Professor Charles Richter of the California Institute of Technology proposed a scale of earthquake magnitude in 1935 to indicate the quantity of energy released by a single earthquake. This is a numerical scale of magnitudes from 0 to 9, with higher numbers indicating larger earthquakes. This scale is commonly called the Richter-scale.
Richter has numbered the scale in steps, with each step representing an earthquake record ten times larger than the previous step, for example an earthquake of magnitude ‘ 8’ is ten times larger than an earthquake of magnitude ‘7’ and hundred times larger than that of magnitude ‘6’ and thousand times larger than the magnitude of ‘5.’

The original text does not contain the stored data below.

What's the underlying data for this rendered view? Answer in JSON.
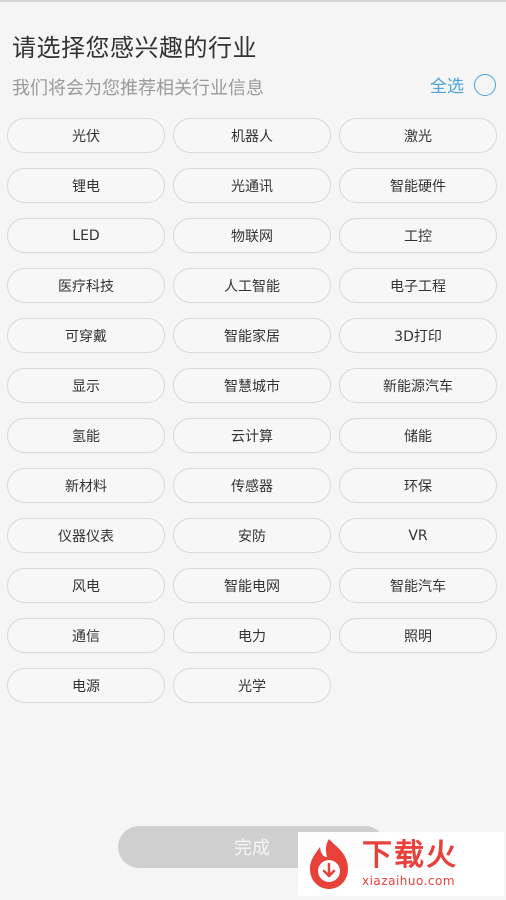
{
  "header": {
    "title": "请选择您感兴趣的行业",
    "subtitle": "我们将会为您推荐相关行业信息",
    "select_all_label": "全选"
  },
  "industries": [
    "光伏",
    "机器人",
    "激光",
    "锂电",
    "光通讯",
    "智能硬件",
    "LED",
    "物联网",
    "工控",
    "医疗科技",
    "人工智能",
    "电子工程",
    "可穿戴",
    "智能家居",
    "3D打印",
    "显示",
    "智慧城市",
    "新能源汽车",
    "氢能",
    "云计算",
    "储能",
    "新材料",
    "传感器",
    "环保",
    "仪器仪表",
    "安防",
    "VR",
    "风电",
    "智能电网",
    "智能汽车",
    "通信",
    "电力",
    "照明",
    "电源",
    "光学"
  ],
  "footer": {
    "done_label": "完成"
  },
  "watermark": {
    "text_cn": "下载火",
    "text_en": "xiazaihuo.com"
  },
  "colors": {
    "accent": "#4aa3df",
    "watermark": "#e8413a",
    "button_disabled": "#cfcfcf"
  }
}
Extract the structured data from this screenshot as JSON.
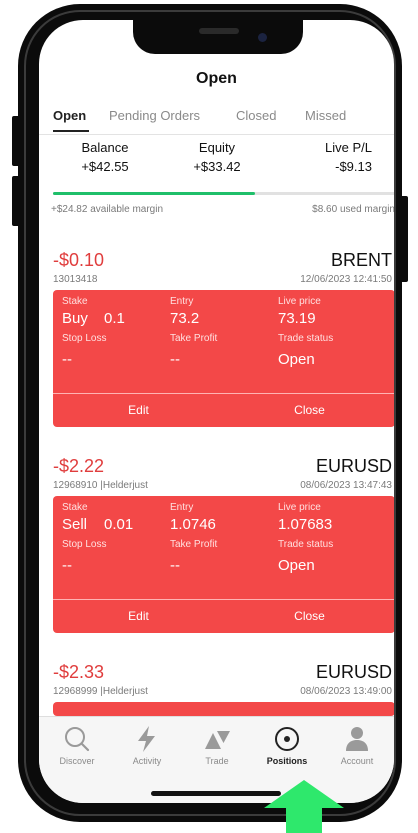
{
  "header": {
    "title": "Open"
  },
  "tabs": [
    "Open",
    "Pending Orders",
    "Closed",
    "Missed"
  ],
  "summary": {
    "balance_label": "Balance",
    "balance_value": "+$42.55",
    "equity_label": "Equity",
    "equity_value": "+$33.42",
    "livepl_label": "Live P/L",
    "livepl_value": "-$9.13",
    "margin_used_fraction": 0.59,
    "available_margin": "+$24.82 available margin",
    "used_margin": "$8.60 used margin"
  },
  "positions": [
    {
      "amount": "-$0.10",
      "symbol": "BRENT",
      "ref": "13013418",
      "time": "12/06/2023 12:41:50",
      "stake_label": "Stake",
      "side": "Buy",
      "stake": "0.1",
      "entry_label": "Entry",
      "entry": "73.2",
      "live_label": "Live price",
      "live": "73.19",
      "sl_label": "Stop Loss",
      "sl": "--",
      "tp_label": "Take Profit",
      "tp": "--",
      "status_label": "Trade status",
      "status": "Open",
      "edit": "Edit",
      "close": "Close"
    },
    {
      "amount": "-$2.22",
      "symbol": "EURUSD",
      "ref": "12968910 |Helderjust",
      "time": "08/06/2023 13:47:43",
      "stake_label": "Stake",
      "side": "Sell",
      "stake": "0.01",
      "entry_label": "Entry",
      "entry": "1.0746",
      "live_label": "Live price",
      "live": "1.07683",
      "sl_label": "Stop Loss",
      "sl": "--",
      "tp_label": "Take Profit",
      "tp": "--",
      "status_label": "Trade status",
      "status": "Open",
      "edit": "Edit",
      "close": "Close"
    },
    {
      "amount": "-$2.33",
      "symbol": "EURUSD",
      "ref": "12968999 |Helderjust",
      "time": "08/06/2023 13:49:00"
    }
  ],
  "nav": {
    "items": [
      {
        "label": "Discover",
        "icon": "search-icon"
      },
      {
        "label": "Activity",
        "icon": "lightning-icon"
      },
      {
        "label": "Trade",
        "icon": "trade-icon"
      },
      {
        "label": "Positions",
        "icon": "positions-icon"
      },
      {
        "label": "Account",
        "icon": "person-icon"
      }
    ],
    "active": "Positions"
  },
  "colors": {
    "card_red": "#f34848",
    "loss_text": "#e03d3d",
    "margin_bar": "#1fbf6a",
    "arrow_green": "#2ee86c"
  }
}
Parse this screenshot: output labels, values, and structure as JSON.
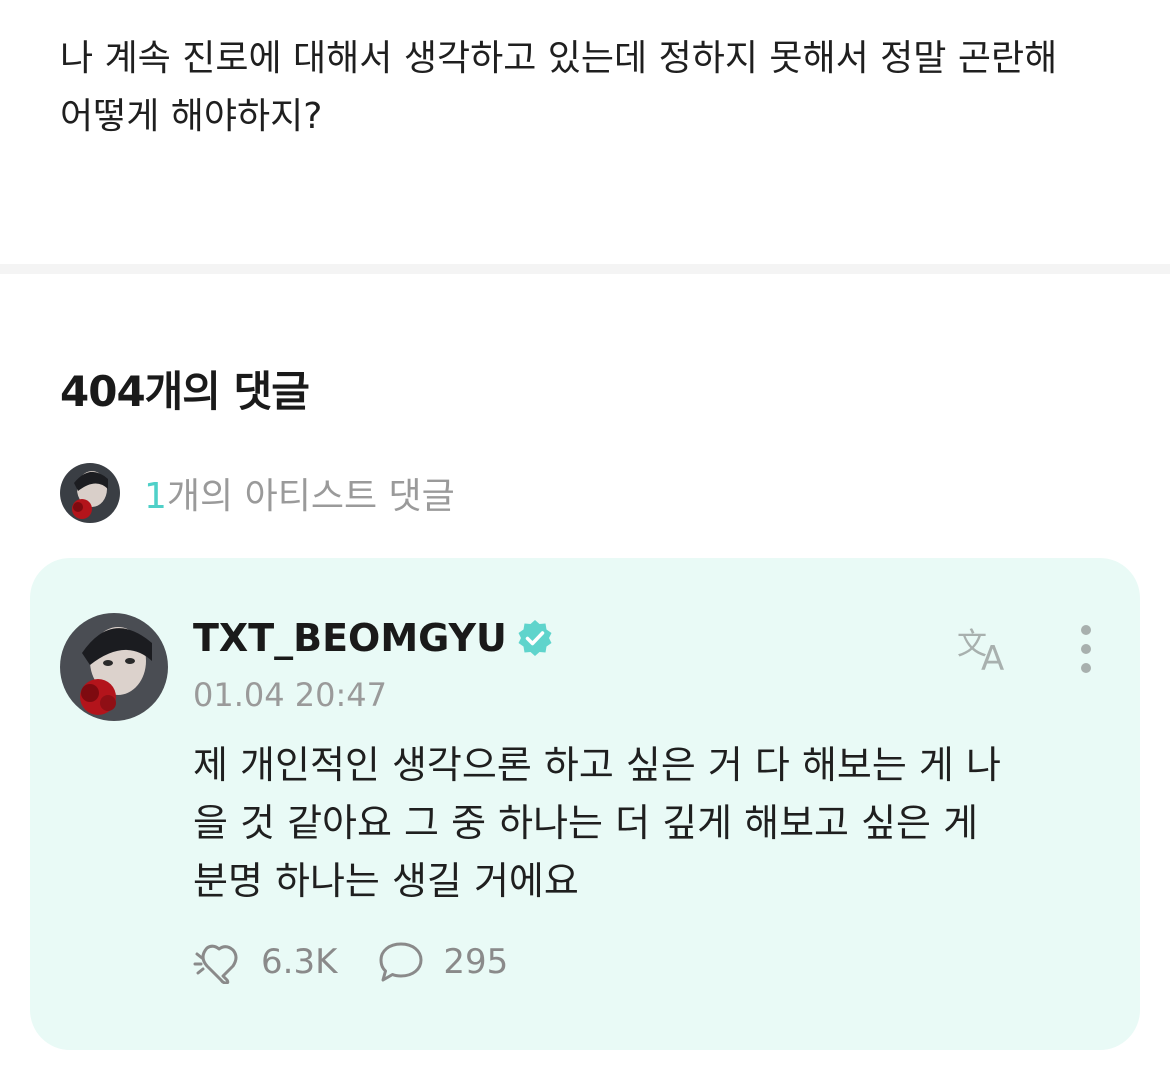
{
  "post": {
    "text": "나 계속 진로에 대해서 생각하고 있는데 정하지 못해서 정말 곤란해\n어떻게 해야하지?"
  },
  "comments_section": {
    "title": "404개의 댓글",
    "artist_count": "1",
    "artist_label": "개의 아티스트 댓글"
  },
  "comment": {
    "username": "TXT_BEOMGYU",
    "timestamp": "01.04 20:47",
    "text": "제 개인적인 생각으론 하고 싶은 거 다 해보는 게 나\n을 것 같아요 그 중 하나는 더 깊게 해보고 싶은 게\n분명 하나는 생길 거에요",
    "likes": "6.3K",
    "replies": "295"
  },
  "colors": {
    "accent": "#4fd0c8",
    "card_background": "#e9faf6",
    "muted_text": "#9a9a9a"
  },
  "icons": {
    "verified": "verified-badge-icon",
    "translate": "translate-icon",
    "more": "more-vertical-icon",
    "like": "like-icon",
    "reply": "comment-bubble-icon"
  }
}
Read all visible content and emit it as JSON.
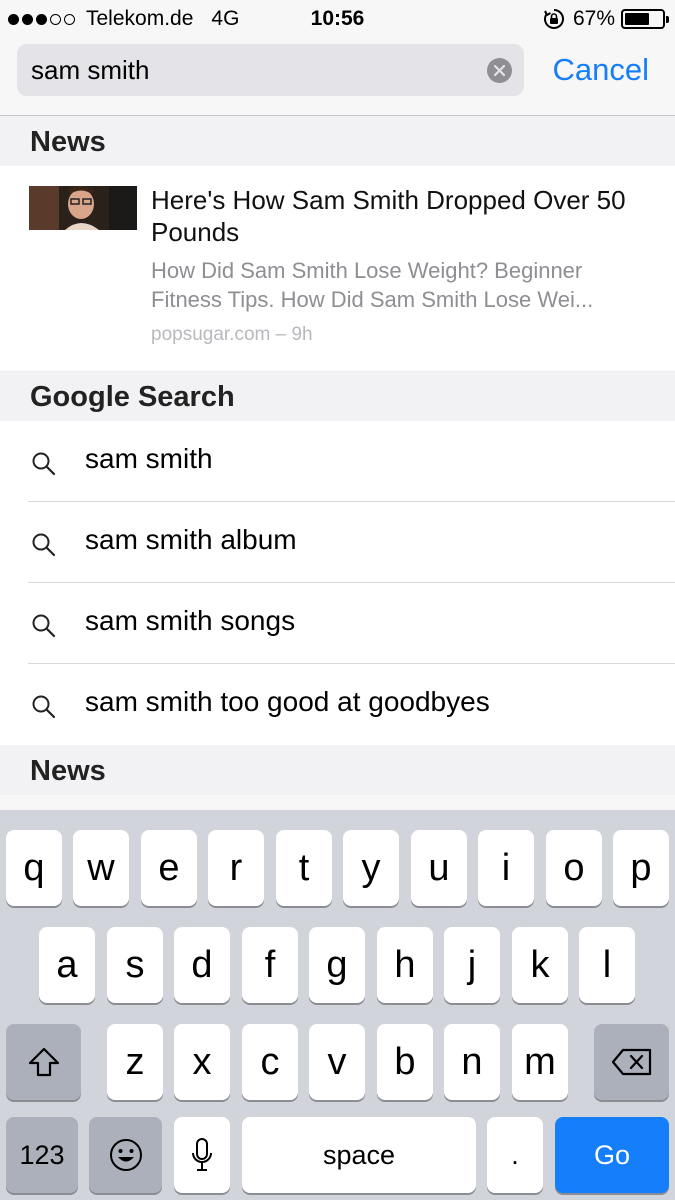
{
  "status_bar": {
    "carrier": "Telekom.de",
    "network": "4G",
    "time": "10:56",
    "battery_text": "67%",
    "battery_level": 0.67,
    "signal_bars_filled": 3,
    "signal_bars_total": 5
  },
  "search": {
    "query": "sam smith",
    "cancel_label": "Cancel"
  },
  "sections": {
    "news_header": "News",
    "google_header": "Google Search",
    "news_header_2": "News"
  },
  "news_item": {
    "title": "Here's How Sam Smith Dropped Over 50 Pounds",
    "snippet": "How Did Sam Smith Lose Weight? Beginner Fitness Tips. How Did Sam Smith Lose Wei...",
    "source": "popsugar.com – 9h"
  },
  "suggestions": [
    {
      "label": "sam smith"
    },
    {
      "label": "sam smith album"
    },
    {
      "label": "sam smith songs"
    },
    {
      "label": "sam smith too good at goodbyes"
    }
  ],
  "keyboard": {
    "row1": [
      "q",
      "w",
      "e",
      "r",
      "t",
      "y",
      "u",
      "i",
      "o",
      "p"
    ],
    "row2": [
      "a",
      "s",
      "d",
      "f",
      "g",
      "h",
      "j",
      "k",
      "l"
    ],
    "row3": [
      "z",
      "x",
      "c",
      "v",
      "b",
      "n",
      "m"
    ],
    "numbers_label": "123",
    "space_label": "space",
    "period_label": ".",
    "go_label": "Go"
  },
  "colors": {
    "accent": "#157efb",
    "keyboard_bg": "#d1d4da",
    "secondary_text": "#8e8e93"
  },
  "icons": [
    "lock-rotation-icon",
    "battery-icon",
    "clear-icon",
    "search-icon",
    "shift-icon",
    "backspace-icon",
    "emoji-icon",
    "microphone-icon"
  ]
}
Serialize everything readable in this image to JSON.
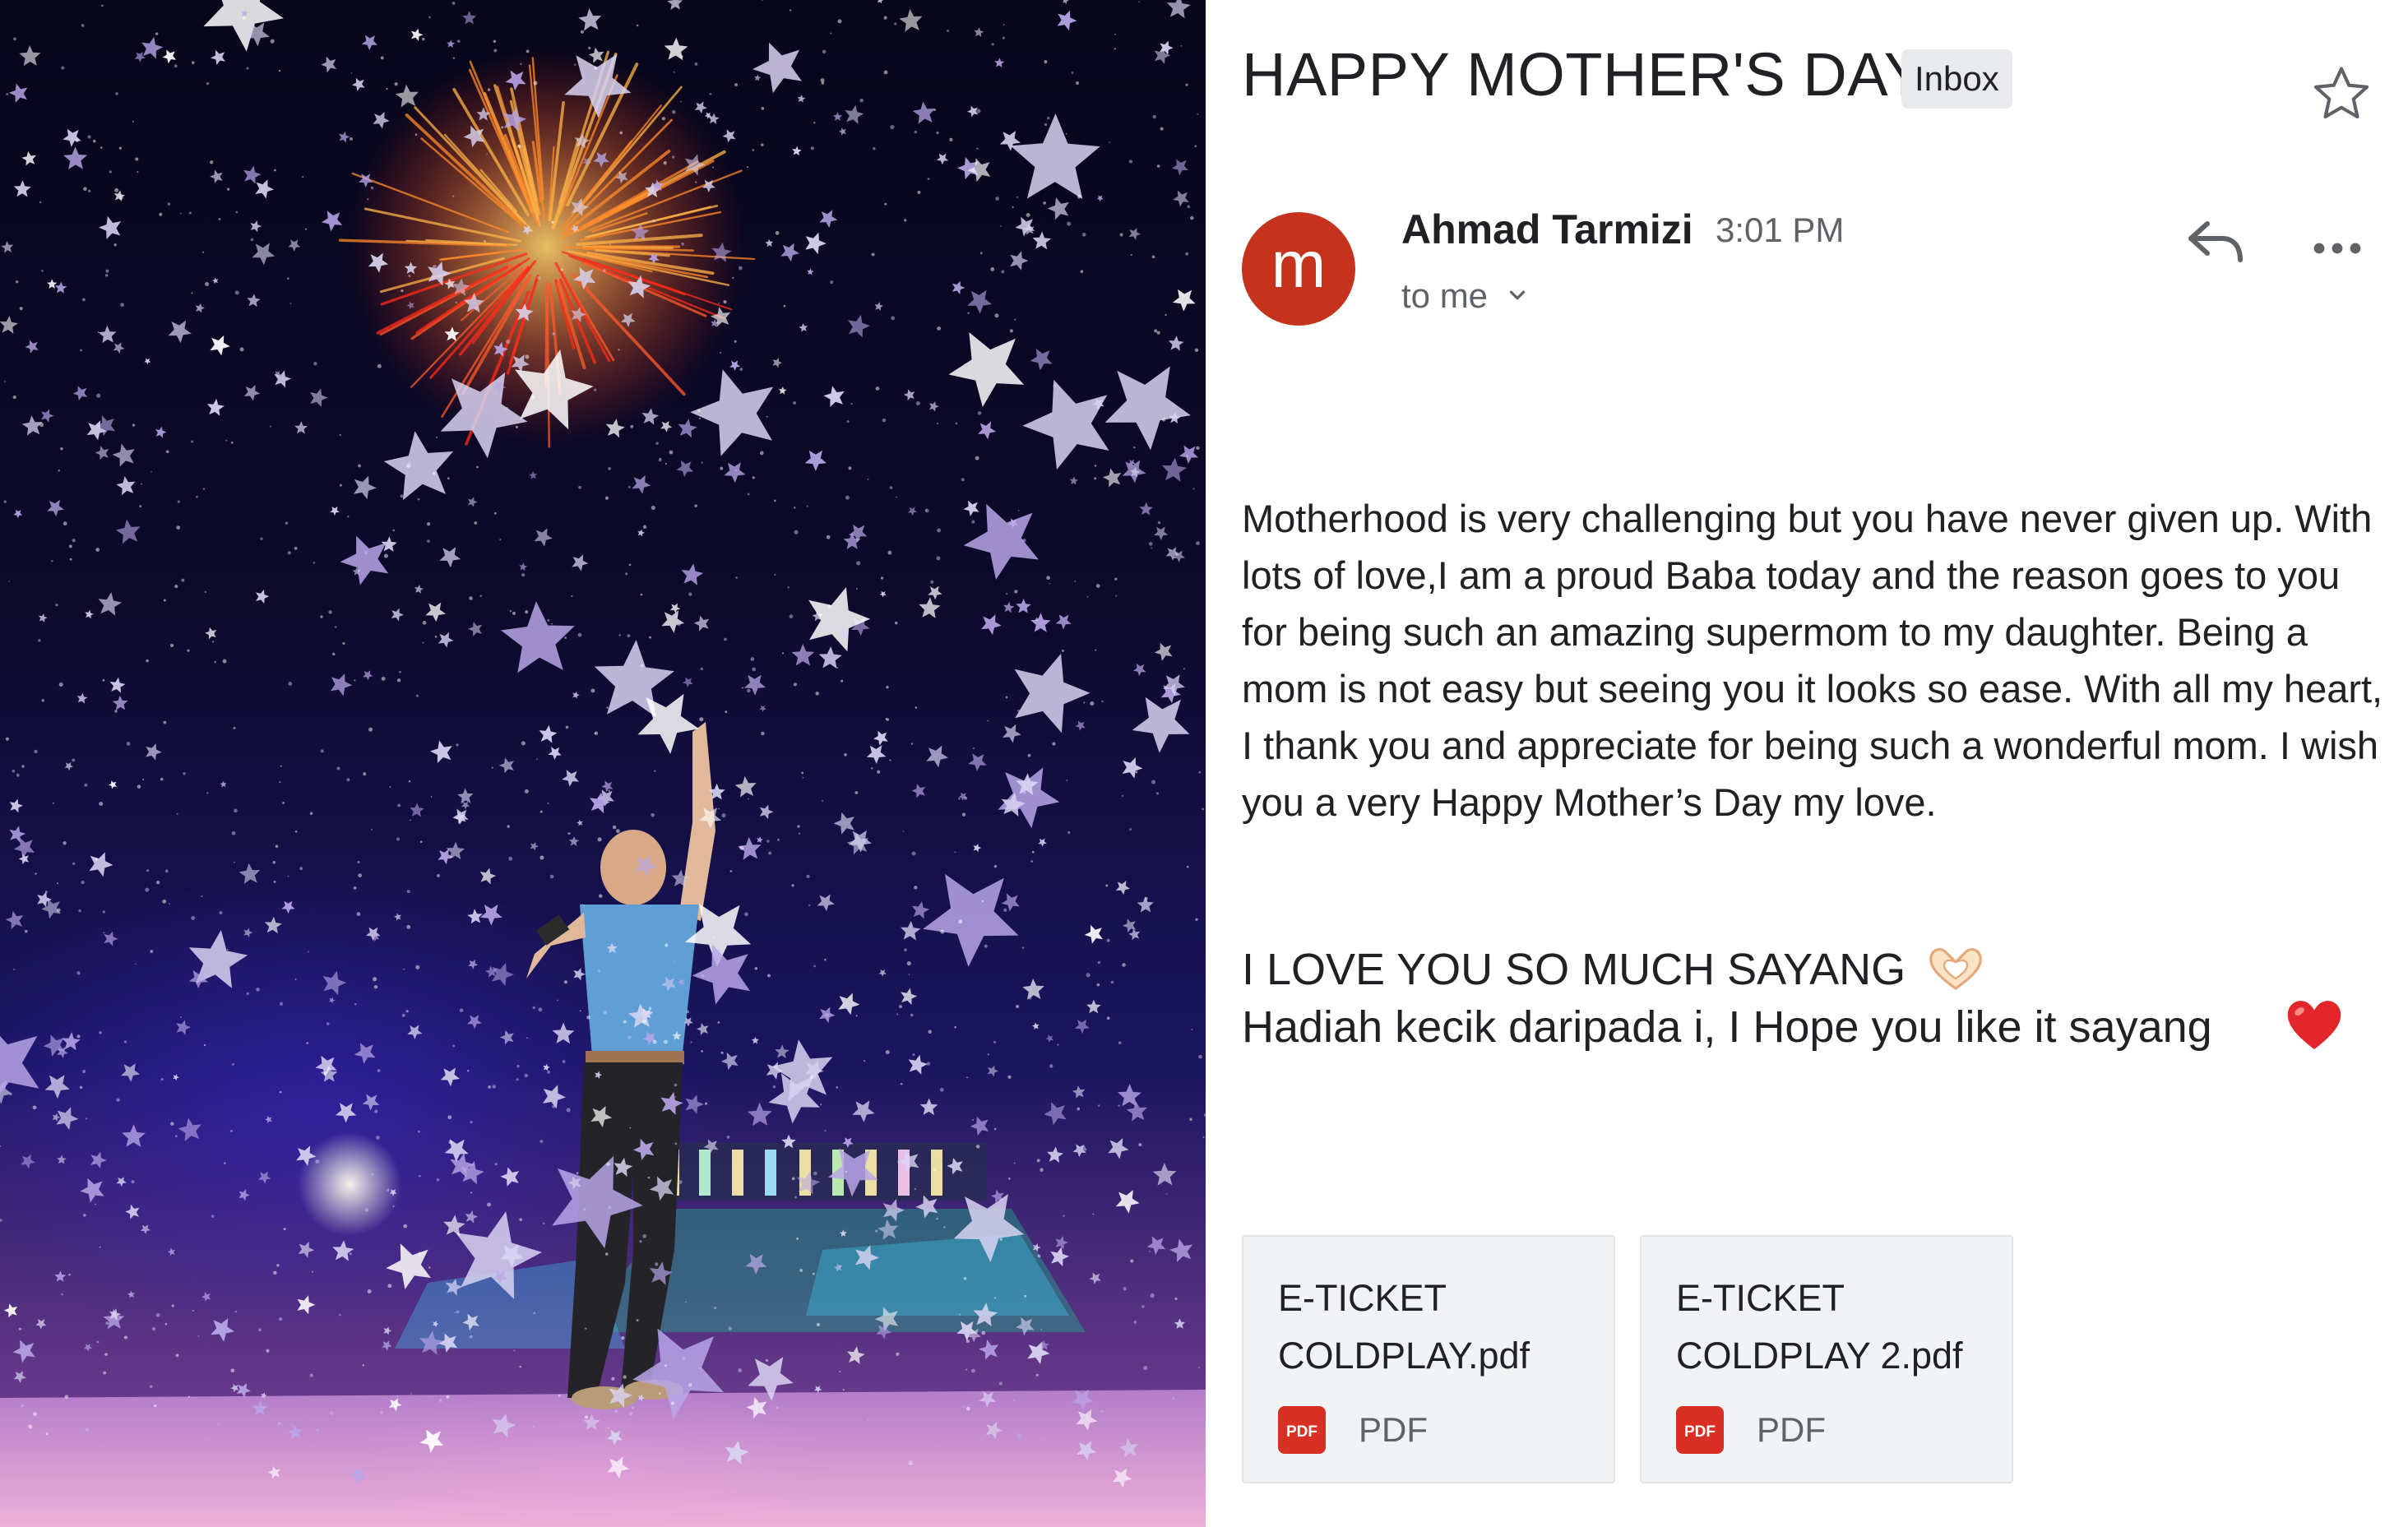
{
  "email": {
    "subject": "HAPPY MOTHER'S DAY",
    "label": "Inbox",
    "sender": {
      "avatar_letter": "m",
      "avatar_color": "#c5321e",
      "name": "Ahmad Tarmizi",
      "time": "3:01 PM",
      "recipient": "to me"
    },
    "body": "Motherhood is very challenging but you have never given up. With lots of love,I am a proud Baba today and the reason goes to you for being such an amazing supermom to my daughter. Being a mom is not easy but seeing you it looks so ease. With all my heart, I thank you and appreciate for being such a wonderful mom. I wish you a very Happy Mother’s Day my love.",
    "love_line": "I LOVE YOU SO MUCH SAYANG",
    "gift_line": "Hadiah kecik daripada i, I Hope you like it sayang",
    "icons": {
      "star": "star-icon",
      "reply": "reply-icon",
      "more": "more-icon",
      "chevron": "chevron-down-icon",
      "hands": "heart-hands-emoji",
      "heart": "red-heart-emoji"
    },
    "attachments": [
      {
        "name": "E-TICKET COLDPLAY.pdf",
        "type": "PDF",
        "icon": "pdf-icon"
      },
      {
        "name": "E-TICKET COLDPLAY 2.pdf",
        "type": "PDF",
        "icon": "pdf-icon"
      }
    ]
  },
  "photo": {
    "description_icon": "concert-photo"
  },
  "colors": {
    "pdf_red": "#d93025",
    "secondary_text": "#5f6368",
    "badge_bg": "#e8eaed"
  }
}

Since the Richter scale is logarthmic, the difference between two consecutive whole numbers on the scale means an increase of ten times in the amplitude of the earth’s vibrations. The largest earthquake so far measured is 8.6. Earthquakes up to ‘6’ on the Richter scale do not cause serious damages.
Location of Epicentre
There are two principal methods to locate the epicentre of an earthquake viz. (i) Plotting of isoseismal and (ii) Determining the position of the epicentre through mathematical means using the seismograms of various recording stations for a particular earthquake.
Ploting of Isoseismals
As it has already been indicated isoseismals are lines joing points of equal intensity of an earthquake. The isoseismal lines encircle one another and the isoseismal for the highest intensity lies just around the epicentre. In this method, the location of the epicentre can be made approximately.